Over the past several decades, the frequency and magnitude of concurrent climate extremes, such as heat and drought events, have increased. These events can affect many different assets, sectors, and systems of the human environment, including human security, health, and well-being, although many risk assessments and resilience plans only consider individual events.
To better understand how extreme weather might affect interlinked socioeconomic systems, the authors of the present study conducted a qualitative network-type analysis, first reviewing studies of eight historical concurrent heat and drought extreme events in Europe, Africa, and Australia. Next, they compiled examples of interlinked impacts on several critical services and sectors, including human health, transport, agriculture and food production, and energy. For example, drought events reduced river navigation options, limiting the transport of critical goods. Rail transport was simultaneously stymied when prolonged heat buckled the tracks. Using these analyses, researchers created visualizations of the interconnected effects of concurrent heat and drought events on those services and sectors.

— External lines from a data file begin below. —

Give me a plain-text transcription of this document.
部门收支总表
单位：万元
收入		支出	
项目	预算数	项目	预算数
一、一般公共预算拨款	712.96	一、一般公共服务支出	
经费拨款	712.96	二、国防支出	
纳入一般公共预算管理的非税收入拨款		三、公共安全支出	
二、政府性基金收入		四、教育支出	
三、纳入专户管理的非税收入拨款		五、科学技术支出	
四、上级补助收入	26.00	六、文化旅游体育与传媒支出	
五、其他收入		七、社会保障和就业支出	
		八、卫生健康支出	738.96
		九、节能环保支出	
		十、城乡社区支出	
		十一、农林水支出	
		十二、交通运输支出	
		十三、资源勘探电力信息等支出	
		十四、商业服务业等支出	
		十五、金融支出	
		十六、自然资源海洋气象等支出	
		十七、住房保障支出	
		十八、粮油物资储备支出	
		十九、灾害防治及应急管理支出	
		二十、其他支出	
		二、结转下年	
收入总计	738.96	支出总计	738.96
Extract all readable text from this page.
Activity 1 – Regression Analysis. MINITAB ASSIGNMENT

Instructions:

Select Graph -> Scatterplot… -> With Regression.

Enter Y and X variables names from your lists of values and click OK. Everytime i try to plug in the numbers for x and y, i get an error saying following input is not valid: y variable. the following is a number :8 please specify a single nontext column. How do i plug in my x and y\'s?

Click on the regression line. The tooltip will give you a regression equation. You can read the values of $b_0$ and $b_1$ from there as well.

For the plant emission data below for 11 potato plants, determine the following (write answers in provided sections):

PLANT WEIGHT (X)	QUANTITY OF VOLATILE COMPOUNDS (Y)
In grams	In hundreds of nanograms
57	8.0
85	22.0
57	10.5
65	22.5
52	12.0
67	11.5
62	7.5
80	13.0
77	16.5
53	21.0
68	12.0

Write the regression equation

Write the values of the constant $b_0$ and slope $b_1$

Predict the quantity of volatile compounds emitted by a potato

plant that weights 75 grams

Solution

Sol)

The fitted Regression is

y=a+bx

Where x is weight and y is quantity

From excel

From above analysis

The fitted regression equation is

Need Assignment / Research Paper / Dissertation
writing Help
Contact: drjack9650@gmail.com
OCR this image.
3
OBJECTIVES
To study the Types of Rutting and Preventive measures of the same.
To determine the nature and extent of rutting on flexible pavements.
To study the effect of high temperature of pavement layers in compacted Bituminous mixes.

The researchers found the most important cascading processes and interlinkages centered around the health, energy, and agriculture and food production sectors. In some instances, response measures for one sector had negative effects on other sectors. Future research should focus on response measures in interconnected systems to improve the resilience to compound heat and drought events.
According to the authors, “We identified an interconnected web of sectors that interact and cause additional losses and damages in several other sectors. This multilevel interconnectedness makes the risks of compound extreme events so complex and critical. More efforts should be concentrated on the analysis of such cascading risks and on strategies to interrupt such chains of impacts, rather than compartmentalizing risk assessment into single extreme events, impacts, and sectors.”
Laura Niggli adds: “This study presents unprecedented quantitative information and qualitative understanding on the impacts of combined heat and drought events in major world regions over the past 20 years. It contributes new insights how these impacts cascade through critical systems (health, energy, food production, etc.) and emphasizes the importance to appropriately consider such impact cascades in adaptation efforts.”